Revolution and Art for the People

The exhibition’s third and final chapter, ‘Revolution and Art for the People’, heralds the new Modern era of artistic freedom where the radical notion of the creatively independent artist took hold. Included are works such as Joseph Mallord William Turner’s atmospheric, light-filled scene Venice, from the Porch of Madonna della Salute c.1835; Paul Cézanne’s Still Life with Apples and Pears c.1891–92; Vincent van Gogh’s The Flowering Orchard 1888 and Water Lilies 1916–19, a late work by Claude Monet that captures the artist’s 30-year, 250-painting obsession with his garden in Giverny, France.

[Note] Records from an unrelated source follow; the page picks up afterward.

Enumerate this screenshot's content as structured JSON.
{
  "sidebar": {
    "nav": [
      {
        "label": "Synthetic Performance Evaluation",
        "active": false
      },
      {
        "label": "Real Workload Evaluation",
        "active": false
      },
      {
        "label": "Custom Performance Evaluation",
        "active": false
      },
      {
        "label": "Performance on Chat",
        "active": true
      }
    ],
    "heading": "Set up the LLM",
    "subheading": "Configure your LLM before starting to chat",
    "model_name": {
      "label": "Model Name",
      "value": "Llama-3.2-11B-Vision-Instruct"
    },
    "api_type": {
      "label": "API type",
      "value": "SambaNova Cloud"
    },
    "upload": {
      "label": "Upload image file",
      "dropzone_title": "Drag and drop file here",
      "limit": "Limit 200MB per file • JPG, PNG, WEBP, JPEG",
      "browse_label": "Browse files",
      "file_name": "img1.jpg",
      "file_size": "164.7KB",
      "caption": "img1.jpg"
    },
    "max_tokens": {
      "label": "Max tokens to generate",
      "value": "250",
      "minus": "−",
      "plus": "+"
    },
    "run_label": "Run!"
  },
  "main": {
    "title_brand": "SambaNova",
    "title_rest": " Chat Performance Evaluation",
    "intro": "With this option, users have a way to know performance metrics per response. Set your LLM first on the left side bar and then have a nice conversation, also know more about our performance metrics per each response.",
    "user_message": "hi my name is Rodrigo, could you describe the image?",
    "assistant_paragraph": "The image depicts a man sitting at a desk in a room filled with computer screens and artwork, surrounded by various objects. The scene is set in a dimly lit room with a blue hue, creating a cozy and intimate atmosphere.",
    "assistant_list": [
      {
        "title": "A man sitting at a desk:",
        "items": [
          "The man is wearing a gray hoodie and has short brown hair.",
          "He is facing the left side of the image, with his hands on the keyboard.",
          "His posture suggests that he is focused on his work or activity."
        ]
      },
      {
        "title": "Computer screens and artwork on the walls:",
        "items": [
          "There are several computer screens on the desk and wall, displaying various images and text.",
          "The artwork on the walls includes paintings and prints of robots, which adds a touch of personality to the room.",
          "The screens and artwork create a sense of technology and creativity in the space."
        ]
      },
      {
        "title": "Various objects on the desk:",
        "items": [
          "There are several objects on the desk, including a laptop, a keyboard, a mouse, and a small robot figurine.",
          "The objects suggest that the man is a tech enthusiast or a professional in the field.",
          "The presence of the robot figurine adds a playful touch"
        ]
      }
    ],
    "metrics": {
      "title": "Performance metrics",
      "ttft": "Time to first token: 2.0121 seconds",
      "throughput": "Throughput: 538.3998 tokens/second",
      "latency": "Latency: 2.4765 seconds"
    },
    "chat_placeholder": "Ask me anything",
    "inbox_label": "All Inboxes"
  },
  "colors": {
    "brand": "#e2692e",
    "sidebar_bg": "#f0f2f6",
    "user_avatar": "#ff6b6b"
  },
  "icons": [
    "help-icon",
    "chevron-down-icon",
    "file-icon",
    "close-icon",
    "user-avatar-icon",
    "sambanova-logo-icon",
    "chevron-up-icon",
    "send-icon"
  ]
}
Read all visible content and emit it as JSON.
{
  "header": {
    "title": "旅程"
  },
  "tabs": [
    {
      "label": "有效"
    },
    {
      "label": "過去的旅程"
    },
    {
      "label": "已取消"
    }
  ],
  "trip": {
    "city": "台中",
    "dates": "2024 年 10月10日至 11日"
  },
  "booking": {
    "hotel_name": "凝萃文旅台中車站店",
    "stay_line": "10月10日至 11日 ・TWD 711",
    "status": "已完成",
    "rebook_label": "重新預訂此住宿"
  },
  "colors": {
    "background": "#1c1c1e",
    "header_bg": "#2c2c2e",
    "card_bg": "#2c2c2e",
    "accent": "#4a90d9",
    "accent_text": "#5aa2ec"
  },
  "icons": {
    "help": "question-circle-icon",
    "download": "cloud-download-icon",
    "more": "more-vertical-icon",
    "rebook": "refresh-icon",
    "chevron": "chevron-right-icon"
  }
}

Installation view / Claude Monet, France 1840–1926 / Water Lilies 1916–19 / Oil on canvas / 130.2 x 200.7cm / Gift of Louise Reinhardt Smith 1983 / 1983.532 / Collection: The Metropolitan Museum of Art, New York

This Australian-exclusive exhibition was at the Gallery of Modern Art from 12 June until 17 October 2021 and organised by The Metropolitan Museum of Art, New York, in collaboration with the Queensland Art Gallery | Gallery of Modern Art and Art Exhibitions Australia.